Why the bill is more dangerous than the status quo:

  • It attempts to shield lawmakers from accountability for the consequences of the law they passed.
  • It withdraws a guarantee made by state law to a company that technically complied with that law – a flagrant breach of faith and an unconstitutional retroactive change to state law. It is unlikely this would hold up under a court challenge.
  • It suspends the protections of state law for one specific company and one specific situation by legislative act – a violation of the rule of law and an extremely dangerous precedent.
  • It legislatively targets a specific company – yet another dangerous precedent which violates the constitutional prohibition on special laws like this.
  • It micromanages an executive agency into a specific action by legislative act.

 

These pieces of legislation would neither reform the system nor protect ratepayers. They would, however, shelter lawmakers from accountability for passing the legislation that enabled the V.C. Summer disaster and overseeing the entire project at every step of the way. In addition, some would violate Article I, Section IX of the US Constitution in the process, which states, “No Bill of Attainder or ex post facto Law shall be passed.”
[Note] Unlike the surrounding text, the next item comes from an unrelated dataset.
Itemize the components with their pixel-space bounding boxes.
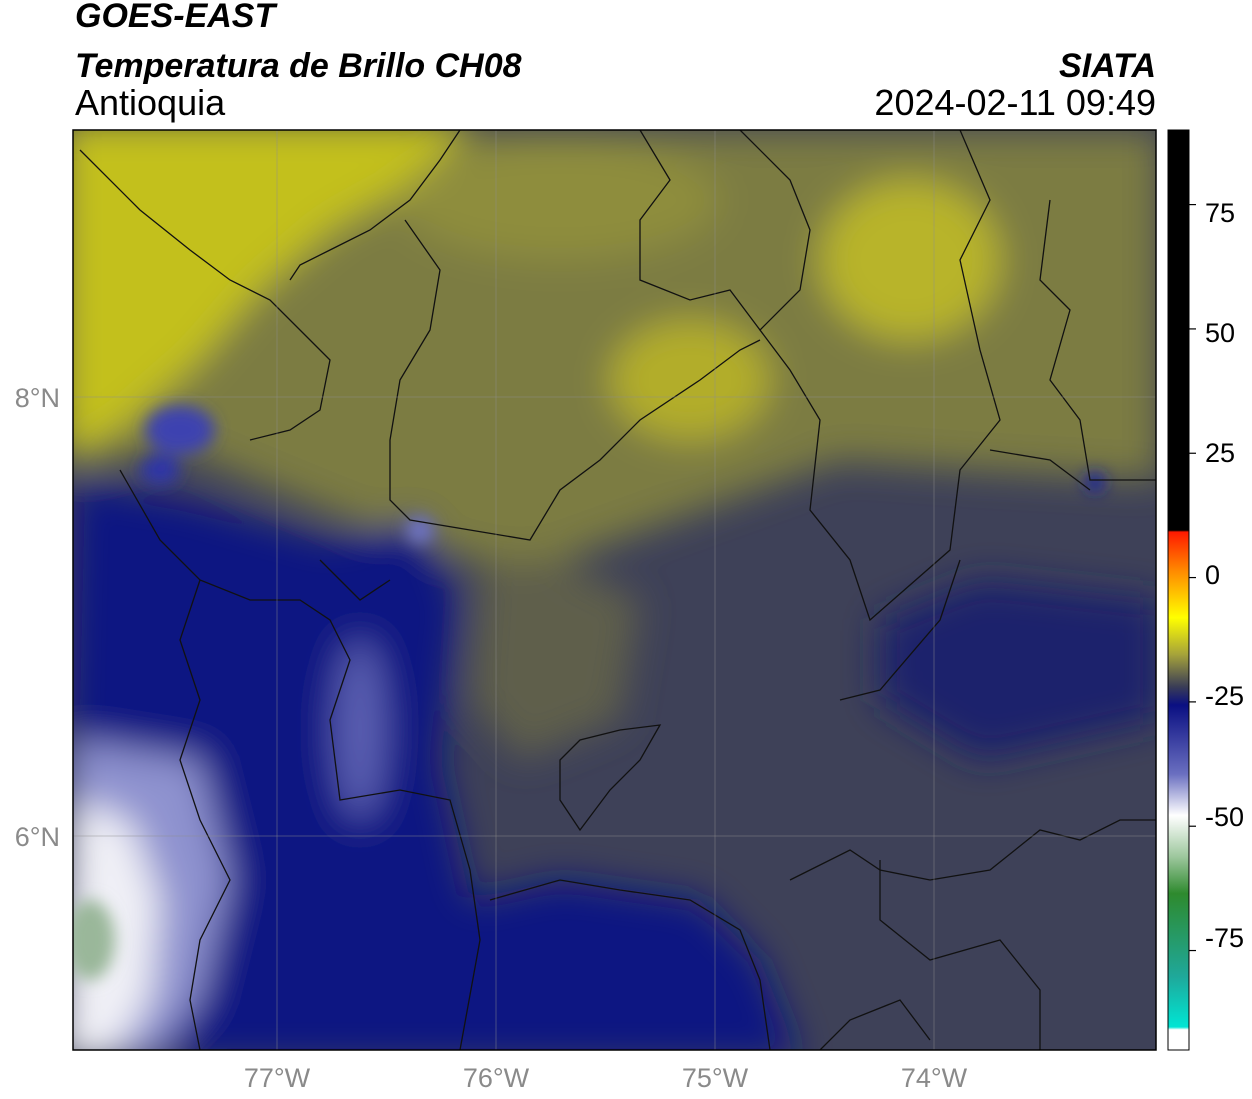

The legislative stranglehold over the energy industry led to the nuclear fiasco that has obligated ratepayers for billions of dollars. Further consolidating their own power – and eroding the rule of law in the process – will do nothing to repair the current situation, bring long-term relief to ratepayers, or prevent a similar situation in the future.

We will continue to monitor these bills as the House and Senate consider them, and will keep the public informed as to their status and contents, if amended.